# Working with >1M cells

Scirpy scales to millions of cells on a single workstation. This page is a work-in-progess collection with advice how to
work with large datasets.

:::{admonition} Use an up-to-date version!
:class: tip

Scalability has been a major focus of recent developments in Scirpy. Make sure you use the latest version
when working with large datasets to take advantage of all speedups.
:::

## Distance metrics

Computing pairwise sequence distances the major bottleneck for large datasets in the scirpy workflow.
Here is some advice on how to maximize the speed of this step:

## Choose an appropriate distance metric for `pp.ir_dist`

Some distance metrics are significantly faster than others. Here are the distance metrics, roughly ordered by speed:

`identity` > `gpu_hamming` > `hamming` = `normalized_hamming` > `tcrdist` > `levenshtein` > `fastalignment` > `alignment`

TCRdist, fastalignment and alignment produce very similar distance matrices, but tcrdist is by far the fastest. For this
reason, we'd always recommend to go with `tcrdist`, when looking for a metric taking into account a substitution matrix.

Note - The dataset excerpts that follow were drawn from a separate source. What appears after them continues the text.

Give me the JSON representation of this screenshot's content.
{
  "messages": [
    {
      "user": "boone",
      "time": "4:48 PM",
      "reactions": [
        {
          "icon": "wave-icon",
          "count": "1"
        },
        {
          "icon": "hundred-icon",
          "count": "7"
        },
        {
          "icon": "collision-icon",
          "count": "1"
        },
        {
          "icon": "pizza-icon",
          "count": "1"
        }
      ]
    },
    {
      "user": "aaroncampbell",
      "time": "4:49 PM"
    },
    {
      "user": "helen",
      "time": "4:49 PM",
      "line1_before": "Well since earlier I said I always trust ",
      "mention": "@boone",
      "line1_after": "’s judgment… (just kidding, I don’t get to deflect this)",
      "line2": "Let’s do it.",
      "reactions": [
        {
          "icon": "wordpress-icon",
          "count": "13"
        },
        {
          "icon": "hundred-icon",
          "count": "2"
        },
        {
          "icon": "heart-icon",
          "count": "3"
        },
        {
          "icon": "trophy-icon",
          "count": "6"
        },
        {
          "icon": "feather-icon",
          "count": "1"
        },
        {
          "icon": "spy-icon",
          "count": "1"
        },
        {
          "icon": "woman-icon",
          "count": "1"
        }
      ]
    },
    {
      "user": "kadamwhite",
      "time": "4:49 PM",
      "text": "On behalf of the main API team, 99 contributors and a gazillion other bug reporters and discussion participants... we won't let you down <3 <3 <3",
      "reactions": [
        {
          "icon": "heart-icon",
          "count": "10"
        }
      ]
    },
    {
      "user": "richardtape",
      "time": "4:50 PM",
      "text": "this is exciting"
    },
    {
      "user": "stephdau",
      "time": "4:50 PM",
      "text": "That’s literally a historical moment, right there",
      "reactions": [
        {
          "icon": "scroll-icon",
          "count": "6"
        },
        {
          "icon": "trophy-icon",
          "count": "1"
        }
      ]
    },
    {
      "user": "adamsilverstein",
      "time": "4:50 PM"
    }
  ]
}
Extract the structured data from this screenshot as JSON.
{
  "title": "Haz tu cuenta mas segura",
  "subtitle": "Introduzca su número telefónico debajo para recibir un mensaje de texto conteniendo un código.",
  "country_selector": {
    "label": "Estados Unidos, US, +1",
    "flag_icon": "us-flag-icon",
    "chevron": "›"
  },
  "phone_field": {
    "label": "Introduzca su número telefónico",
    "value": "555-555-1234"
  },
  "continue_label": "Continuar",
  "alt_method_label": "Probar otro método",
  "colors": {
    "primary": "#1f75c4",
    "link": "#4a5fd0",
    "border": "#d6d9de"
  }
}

## Multi-machine parallelization with dask

The `hamming`, `normalized_hamming`, `tcrdist`, `levenshtein`, `fastalignment`, and `alignment` metrics are parallelized
using [joblib](https://joblib.readthedocs.io/en/stable/). This makes it very easy to switch the backend to
[dask](https://www.dask.org/) to distribute jobs across a multi machine cluster. Note that this comes with a
considerable overhead for communication between the workers. It's only worthwhile when processing on a single
machine becomes infeasible.

```python
from dask.distributed import Client, LocalCluster
import joblib

# substitute this with a multi-machine cluster...
cluster = LocalCluster(n_workers=16)
client = Client(cluster)

with joblib.parallel_config(backend="dask", n_jobs=200, verbose=10):
    ir.pp.ir_dist(
        mdata,
        metric="tcrdist",
        n_jobs=1, # jobs per worker
        n_blocks = 20, # number of blocks sent to dask
    )
```

## Using GPU acceleration for hamming distance

The Hamming distance metric supports GPU acceleration via [cupy](https://cupy.dev/).

First, install the optional `cupy` dependency:

```
!pip install scirpy[cupy]
```

Then simply run

```
ir.pp.ir_dist(mdata, metric="gpu_hamming")
```

to take advantage of GPU acceleration.